When running scripts directly, same funcionality can be obtained like this:

> python3 main.py -m NB -v

which trains NB model on default dezinfo_sk dataset within package. Alternatively, you can specify it using: **-d path/data.csv**.

> python3 main.py -m NB -v -p -url https://www.ta3.com/clanok/265328/na-matovica-podali-pre-potycku-na-pochode-za-prava-trans-udi-trestne-oznamenie

which evaluates article from **-url** argument.

Note: if verbosity is allowed, matrices are stored in *figures/* folder and Lime analytics in *html/* folder.

## Additional requirements and warnings

### Dataset structure

Datasets to perform training on need to be in a standard *csv* file format and must contain collumns
- **label** with two values, e.g. "Fake"/"True" or "0/1",
- **text** or **title** (or both) with article titles and bodies.

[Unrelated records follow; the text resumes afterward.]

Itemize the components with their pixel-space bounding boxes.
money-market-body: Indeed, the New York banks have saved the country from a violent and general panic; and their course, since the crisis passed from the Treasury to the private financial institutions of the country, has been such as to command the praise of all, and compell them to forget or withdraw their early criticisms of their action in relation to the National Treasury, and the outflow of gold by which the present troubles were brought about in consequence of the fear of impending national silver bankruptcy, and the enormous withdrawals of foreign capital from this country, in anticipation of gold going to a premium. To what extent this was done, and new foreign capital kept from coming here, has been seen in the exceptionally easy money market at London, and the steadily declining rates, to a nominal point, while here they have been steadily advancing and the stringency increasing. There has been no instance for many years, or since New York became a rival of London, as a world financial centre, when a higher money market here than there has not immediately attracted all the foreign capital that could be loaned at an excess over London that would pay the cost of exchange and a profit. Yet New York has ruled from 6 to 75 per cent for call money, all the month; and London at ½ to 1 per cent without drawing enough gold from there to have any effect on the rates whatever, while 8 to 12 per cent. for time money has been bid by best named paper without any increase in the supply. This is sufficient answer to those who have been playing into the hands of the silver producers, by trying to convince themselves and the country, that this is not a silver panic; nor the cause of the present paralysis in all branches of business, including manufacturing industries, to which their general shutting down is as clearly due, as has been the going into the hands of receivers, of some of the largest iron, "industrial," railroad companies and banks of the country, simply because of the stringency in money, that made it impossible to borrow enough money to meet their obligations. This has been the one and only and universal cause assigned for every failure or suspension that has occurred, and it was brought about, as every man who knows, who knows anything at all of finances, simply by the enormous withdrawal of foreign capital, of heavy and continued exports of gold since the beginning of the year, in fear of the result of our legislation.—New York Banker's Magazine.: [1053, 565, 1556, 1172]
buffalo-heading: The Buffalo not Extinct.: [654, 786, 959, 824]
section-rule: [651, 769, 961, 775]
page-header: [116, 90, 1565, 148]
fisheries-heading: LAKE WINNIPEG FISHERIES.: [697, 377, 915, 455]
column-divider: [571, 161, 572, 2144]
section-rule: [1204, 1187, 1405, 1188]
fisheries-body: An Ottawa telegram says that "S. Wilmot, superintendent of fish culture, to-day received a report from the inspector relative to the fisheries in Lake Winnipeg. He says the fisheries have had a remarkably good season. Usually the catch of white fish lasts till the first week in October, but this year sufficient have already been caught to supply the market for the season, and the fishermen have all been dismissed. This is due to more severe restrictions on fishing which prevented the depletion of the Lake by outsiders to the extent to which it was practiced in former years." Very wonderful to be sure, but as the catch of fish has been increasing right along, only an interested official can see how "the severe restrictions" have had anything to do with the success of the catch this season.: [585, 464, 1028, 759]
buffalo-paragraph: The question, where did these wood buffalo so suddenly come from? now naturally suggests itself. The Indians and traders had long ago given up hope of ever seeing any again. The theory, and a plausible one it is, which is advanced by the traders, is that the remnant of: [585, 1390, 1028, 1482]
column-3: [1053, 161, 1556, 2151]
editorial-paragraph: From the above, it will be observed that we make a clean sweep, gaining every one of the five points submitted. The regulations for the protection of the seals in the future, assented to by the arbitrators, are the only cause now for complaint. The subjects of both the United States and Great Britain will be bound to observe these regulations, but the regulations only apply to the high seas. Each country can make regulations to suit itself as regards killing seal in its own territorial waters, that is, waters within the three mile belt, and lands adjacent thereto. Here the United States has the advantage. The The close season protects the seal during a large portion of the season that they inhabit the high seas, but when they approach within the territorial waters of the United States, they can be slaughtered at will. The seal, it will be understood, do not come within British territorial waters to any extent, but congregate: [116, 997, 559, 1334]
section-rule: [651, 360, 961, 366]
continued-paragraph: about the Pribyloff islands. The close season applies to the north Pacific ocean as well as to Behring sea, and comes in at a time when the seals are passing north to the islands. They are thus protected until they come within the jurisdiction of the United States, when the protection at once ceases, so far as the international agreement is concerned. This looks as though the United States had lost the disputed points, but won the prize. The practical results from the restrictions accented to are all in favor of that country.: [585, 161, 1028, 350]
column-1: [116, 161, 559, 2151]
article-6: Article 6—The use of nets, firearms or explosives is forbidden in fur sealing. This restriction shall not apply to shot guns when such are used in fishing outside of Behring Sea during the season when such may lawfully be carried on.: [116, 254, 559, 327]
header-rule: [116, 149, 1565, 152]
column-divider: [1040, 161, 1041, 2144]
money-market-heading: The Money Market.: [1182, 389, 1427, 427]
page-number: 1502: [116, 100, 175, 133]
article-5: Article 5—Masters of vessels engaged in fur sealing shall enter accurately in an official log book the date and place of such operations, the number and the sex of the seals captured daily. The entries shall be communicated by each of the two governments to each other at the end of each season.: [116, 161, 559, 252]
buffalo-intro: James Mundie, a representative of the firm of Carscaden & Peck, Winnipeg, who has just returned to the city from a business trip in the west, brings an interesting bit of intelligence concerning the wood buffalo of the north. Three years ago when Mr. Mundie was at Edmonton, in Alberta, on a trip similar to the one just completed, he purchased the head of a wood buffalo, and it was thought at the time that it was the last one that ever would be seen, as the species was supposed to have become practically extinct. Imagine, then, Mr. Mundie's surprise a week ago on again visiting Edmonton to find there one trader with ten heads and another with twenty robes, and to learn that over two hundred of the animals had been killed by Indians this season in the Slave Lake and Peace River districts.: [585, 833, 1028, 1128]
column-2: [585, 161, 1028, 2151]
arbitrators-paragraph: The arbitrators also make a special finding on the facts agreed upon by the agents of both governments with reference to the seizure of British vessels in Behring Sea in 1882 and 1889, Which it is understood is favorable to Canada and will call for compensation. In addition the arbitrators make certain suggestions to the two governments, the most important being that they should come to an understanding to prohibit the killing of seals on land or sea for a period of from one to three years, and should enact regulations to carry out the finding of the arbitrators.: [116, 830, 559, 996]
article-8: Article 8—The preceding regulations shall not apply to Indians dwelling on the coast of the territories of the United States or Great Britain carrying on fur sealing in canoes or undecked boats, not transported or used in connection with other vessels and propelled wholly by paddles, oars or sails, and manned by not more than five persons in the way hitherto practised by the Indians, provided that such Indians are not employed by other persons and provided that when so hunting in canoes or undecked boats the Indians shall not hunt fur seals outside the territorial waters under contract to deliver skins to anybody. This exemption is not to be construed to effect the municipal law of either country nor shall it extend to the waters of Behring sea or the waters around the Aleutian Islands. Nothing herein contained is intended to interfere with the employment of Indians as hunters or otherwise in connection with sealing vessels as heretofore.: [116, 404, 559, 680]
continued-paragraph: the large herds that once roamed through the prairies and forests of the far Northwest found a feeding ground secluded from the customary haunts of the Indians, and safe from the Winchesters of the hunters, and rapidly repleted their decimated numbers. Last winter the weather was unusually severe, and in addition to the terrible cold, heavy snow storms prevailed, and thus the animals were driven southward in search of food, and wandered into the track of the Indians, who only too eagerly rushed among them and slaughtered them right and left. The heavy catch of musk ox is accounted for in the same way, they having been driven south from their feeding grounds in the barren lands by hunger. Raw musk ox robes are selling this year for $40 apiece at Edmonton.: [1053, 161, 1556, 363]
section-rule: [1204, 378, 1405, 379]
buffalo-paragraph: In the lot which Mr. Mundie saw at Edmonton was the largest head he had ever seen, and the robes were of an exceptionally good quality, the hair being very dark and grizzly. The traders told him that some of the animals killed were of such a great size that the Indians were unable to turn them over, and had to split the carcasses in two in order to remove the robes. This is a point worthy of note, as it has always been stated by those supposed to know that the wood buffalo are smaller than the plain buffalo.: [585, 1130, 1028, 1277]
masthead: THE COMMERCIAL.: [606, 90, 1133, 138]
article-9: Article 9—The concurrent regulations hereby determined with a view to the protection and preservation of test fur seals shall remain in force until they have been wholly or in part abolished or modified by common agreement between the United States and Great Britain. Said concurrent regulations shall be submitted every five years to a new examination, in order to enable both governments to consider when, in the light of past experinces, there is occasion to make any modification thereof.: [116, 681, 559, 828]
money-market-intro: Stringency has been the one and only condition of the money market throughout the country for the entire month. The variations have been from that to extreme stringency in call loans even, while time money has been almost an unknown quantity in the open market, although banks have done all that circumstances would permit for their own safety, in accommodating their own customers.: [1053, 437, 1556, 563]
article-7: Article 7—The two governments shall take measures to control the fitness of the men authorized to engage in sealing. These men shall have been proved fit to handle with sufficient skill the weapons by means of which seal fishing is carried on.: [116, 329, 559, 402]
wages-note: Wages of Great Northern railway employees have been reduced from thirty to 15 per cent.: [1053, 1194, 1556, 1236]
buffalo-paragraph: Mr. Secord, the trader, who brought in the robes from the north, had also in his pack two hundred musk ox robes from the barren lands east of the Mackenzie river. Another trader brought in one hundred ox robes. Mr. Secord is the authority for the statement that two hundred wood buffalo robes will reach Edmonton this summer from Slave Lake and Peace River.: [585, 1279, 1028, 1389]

Other collumns are neglected.

#### Recomended english datasets

WELFake dataset (Saurabh Shahane):
https://www.kaggle.com/datasets/saurabhshahane/fake-news-classification

Fake and Real news dataset (Clément Bisaillon):
https://kaggle.com/datasets/clmentbisaillon/fake-and-real-news-dataset

Real & Fake news (nop.ai):
https://www.kaggle.com/datasets/nopdev/real-and-fake-news-dataset

### Online articles

When provided with url, buiilt-in scraper will try to parse given page and extract the title and body. However,
many websites are protected against automated scraping and bot attacks, which makes the online evaluation impossible.
Alternatively, full-text can be used as the article to evaluate.